Ao se deter no seu Plano
Diretor, evidencia-se o caráter
científico da proposta, inicialmente com o estudo historiográfico detalhado da
evolução urbana. A seguir, percebe-se que a topografia da cidade tem atenção central,
devido à grande presença de montanhas. Por fim, nos “grandes problemas
sanitários”, Agache aborda a questão do abastecimento d’água, do esgotamento
sanitário e das inundações. A sua formação sociológica, associada a uma investigação
cuidadosa e metódica de dados estatísticos (dados do Censo de 1920), no sentido
de planejar o zoneamento, permitiu um diagnóstico
da cidade até então inexistente.
Diferentemente da proposta de
Pereira Passos, que focou na área central, o Plano Agache teve como objetivo
ordenar a cidade através de um zoneamento e de uma legislação urbanística. Ele
estabeleceu duas funções principais: (i) político-administrativo,
devido à posição da cidade enquanto capital; e (ii) comercial-industrial, pela condição
de porto, na área central.
O deslocamento das indústrias
para a áreas distantes, de acordo com os projetos das elites, desde a gestão
Pereira Passos (1902-1906), com a expulsão das populações pobres do Centro e da
Zona Sul, foi mais evidente quando Agache, definiu as favelas como
“conjunto de habitações precárias dos morros do Rio de Janeiro”. Agache
propôs a sua destruição e a transferência desta população às vilas operárias,
as quais seriam construídas nas regiões suburbanas. Convém observar que esta proposta
foi retomada nos anos de 1960 pelo governador Carlos Lacerda.

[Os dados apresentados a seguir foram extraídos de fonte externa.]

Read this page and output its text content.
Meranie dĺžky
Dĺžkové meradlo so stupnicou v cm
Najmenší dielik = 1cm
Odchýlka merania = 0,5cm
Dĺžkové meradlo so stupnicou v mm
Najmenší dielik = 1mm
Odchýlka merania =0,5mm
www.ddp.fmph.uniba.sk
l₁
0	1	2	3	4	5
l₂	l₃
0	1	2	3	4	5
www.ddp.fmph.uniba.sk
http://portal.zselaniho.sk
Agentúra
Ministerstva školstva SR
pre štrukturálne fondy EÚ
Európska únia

Entre as inúmeras propostas,
Agache apresentou, a partir do estudo das bacias
hidrográficas, a necessidade de construção de barragens, de barragens-reservatórios,
destacando a importância da conservação das obras, a proteção do solo pela
arborização, projetos de rede de saneamento. Apresentou a possibilidade de
construção de linhas de Metrô e esquemas de construções para as nove zonas que
diferenciou na cidade.
Planta
1 – Planta de zoneamento proposta pelo Plano Agache
Planta 2 - Proposta da Cidade Universitária na Praia
Vermelha, unificando prédios num único ambiente acadêmico.
Planta
3 – Proposta de rede de esgoto sanitário da área urbana.

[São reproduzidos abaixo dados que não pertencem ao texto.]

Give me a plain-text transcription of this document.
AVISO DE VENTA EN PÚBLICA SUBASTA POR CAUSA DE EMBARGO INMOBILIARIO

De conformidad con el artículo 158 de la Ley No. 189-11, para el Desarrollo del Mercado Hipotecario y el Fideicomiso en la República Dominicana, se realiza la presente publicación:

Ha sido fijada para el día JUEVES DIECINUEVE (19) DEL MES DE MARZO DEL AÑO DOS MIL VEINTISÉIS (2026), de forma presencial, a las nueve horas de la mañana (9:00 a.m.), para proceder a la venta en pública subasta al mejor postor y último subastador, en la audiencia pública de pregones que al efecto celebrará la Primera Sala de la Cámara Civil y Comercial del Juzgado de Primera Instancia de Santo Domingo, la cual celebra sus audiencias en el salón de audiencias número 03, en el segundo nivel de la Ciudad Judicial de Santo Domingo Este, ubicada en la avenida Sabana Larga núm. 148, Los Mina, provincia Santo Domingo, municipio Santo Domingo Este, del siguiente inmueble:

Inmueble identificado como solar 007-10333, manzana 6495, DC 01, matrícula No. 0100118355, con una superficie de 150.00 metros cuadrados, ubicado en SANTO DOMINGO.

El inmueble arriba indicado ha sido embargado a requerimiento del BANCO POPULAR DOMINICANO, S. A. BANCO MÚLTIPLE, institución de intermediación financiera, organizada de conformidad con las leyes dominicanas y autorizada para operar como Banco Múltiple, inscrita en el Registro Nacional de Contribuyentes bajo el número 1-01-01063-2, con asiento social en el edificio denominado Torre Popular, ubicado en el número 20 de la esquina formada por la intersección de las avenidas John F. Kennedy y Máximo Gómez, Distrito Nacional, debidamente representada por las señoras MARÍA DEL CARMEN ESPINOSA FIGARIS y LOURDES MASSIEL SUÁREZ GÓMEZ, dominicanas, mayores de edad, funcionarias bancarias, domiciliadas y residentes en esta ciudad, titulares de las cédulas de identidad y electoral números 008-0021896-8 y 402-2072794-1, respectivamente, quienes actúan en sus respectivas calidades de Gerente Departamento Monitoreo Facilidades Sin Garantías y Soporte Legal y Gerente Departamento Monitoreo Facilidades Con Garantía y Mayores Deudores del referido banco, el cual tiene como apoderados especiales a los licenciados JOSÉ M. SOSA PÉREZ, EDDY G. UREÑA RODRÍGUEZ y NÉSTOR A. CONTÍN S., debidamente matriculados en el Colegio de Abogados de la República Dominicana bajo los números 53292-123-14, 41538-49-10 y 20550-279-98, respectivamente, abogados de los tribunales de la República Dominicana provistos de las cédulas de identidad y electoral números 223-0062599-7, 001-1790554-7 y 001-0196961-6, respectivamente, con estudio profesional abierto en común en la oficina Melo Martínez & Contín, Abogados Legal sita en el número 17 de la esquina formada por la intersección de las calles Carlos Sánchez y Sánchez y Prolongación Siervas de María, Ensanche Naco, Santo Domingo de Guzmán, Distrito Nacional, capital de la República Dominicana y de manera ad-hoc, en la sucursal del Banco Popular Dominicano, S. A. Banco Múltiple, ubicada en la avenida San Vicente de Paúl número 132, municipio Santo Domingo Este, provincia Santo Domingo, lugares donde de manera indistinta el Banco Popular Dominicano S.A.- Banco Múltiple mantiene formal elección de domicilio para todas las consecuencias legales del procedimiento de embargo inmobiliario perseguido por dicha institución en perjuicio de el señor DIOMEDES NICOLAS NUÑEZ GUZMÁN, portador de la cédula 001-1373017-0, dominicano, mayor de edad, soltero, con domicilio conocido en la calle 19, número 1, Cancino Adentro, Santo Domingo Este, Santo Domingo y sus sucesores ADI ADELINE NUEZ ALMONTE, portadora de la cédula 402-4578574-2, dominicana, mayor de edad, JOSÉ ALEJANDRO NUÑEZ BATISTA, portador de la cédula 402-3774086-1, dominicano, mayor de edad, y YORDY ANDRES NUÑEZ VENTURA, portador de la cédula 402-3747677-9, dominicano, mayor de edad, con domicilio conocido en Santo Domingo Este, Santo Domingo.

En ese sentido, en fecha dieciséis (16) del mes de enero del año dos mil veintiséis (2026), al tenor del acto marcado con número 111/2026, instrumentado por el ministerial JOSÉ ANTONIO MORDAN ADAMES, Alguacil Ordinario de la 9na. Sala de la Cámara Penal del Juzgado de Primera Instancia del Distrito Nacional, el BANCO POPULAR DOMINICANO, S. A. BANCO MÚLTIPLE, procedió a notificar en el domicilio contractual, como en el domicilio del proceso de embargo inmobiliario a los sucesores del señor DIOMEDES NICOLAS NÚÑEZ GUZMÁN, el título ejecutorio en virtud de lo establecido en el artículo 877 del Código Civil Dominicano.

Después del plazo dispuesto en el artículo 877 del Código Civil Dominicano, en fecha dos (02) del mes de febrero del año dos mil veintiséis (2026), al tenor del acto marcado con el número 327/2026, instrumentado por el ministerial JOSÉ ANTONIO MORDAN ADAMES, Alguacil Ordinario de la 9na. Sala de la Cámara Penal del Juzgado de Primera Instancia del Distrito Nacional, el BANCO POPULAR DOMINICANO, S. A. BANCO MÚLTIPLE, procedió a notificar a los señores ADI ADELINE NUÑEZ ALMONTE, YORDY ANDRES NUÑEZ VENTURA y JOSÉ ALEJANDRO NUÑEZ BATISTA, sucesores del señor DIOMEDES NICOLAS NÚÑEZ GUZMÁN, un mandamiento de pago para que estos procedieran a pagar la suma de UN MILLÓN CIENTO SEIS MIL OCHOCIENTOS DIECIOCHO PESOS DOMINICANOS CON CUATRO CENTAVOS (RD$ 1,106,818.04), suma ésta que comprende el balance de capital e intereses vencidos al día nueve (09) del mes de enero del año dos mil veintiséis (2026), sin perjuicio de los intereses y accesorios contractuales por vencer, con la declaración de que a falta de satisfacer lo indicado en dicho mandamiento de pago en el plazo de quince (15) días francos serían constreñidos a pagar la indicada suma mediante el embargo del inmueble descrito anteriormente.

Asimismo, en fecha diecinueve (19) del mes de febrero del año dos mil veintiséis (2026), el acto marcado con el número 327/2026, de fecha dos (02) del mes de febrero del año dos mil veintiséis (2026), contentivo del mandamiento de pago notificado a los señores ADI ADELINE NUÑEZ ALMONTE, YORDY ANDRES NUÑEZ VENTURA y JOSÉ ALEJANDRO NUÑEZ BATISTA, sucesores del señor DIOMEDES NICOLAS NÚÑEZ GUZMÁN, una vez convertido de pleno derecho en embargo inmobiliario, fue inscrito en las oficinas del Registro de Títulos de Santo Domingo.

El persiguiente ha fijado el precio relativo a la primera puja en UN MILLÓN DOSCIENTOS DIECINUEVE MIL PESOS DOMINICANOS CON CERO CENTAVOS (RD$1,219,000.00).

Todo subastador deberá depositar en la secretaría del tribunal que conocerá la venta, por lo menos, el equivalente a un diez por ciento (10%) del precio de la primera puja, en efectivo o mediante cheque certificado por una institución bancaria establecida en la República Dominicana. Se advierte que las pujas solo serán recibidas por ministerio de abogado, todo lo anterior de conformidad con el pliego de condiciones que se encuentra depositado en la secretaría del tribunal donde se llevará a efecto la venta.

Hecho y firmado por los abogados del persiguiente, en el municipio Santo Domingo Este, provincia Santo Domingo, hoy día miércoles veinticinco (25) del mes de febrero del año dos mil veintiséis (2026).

O plano idealizado por Agache
foi entregue nos últimos meses da administração do prefeito Prado Junior. Em
outubro de 1930 é deposto o Presidente Washington Luís e consequentemente o
prefeito, determinando a descontinuidade das propostas e desconfiança, bem como
o retorno de Agache a França. O plano foi finalmente revogado pelo novo prefeito
Pedro Ernesto (1931-1936).
Em 1939, Agache retornou ao Rio
de Janeiro, passando a ser o consultor da empresa de engenharia Coimbra Bueno
& Cia Ltda. Entre os anos de 1940 e 1943 foi um dos responsáveis pelo plano
de urbanização da cidade de Curitiba, através da empresa que era consultor. Também
elaborou projetos urbanísticos para São Paulo, Vitória e Recife, e cidades de
outros países, como São Petersburgo, Chicago, Lisboa e Istambul.
Do Plano Agache, presente até
os nossos dias na paisagem urbana da cidade do Rio de Janeiro, está a Esplanada
do Castelo e a Praça Paris – projeto do
arquiteto paisagista André Redont – e a
concepção da Avenida Presidente Vargas.
O legado de Alfred Agache, bem
como de sua equipe formada pelos arquitetos E. de Gröer e W. Palachon e o
engenheiro sanitarista A. Duffieux., foi a consolidação do primeiro Plano
Diretor completo, com a
metodologia e um diagnóstico detalhado da situação urbana da cidade do Rio de
Janeiro. A partir dele podemos pensar o planejamento urbano como ciência a ser aplicada na nossa cidade.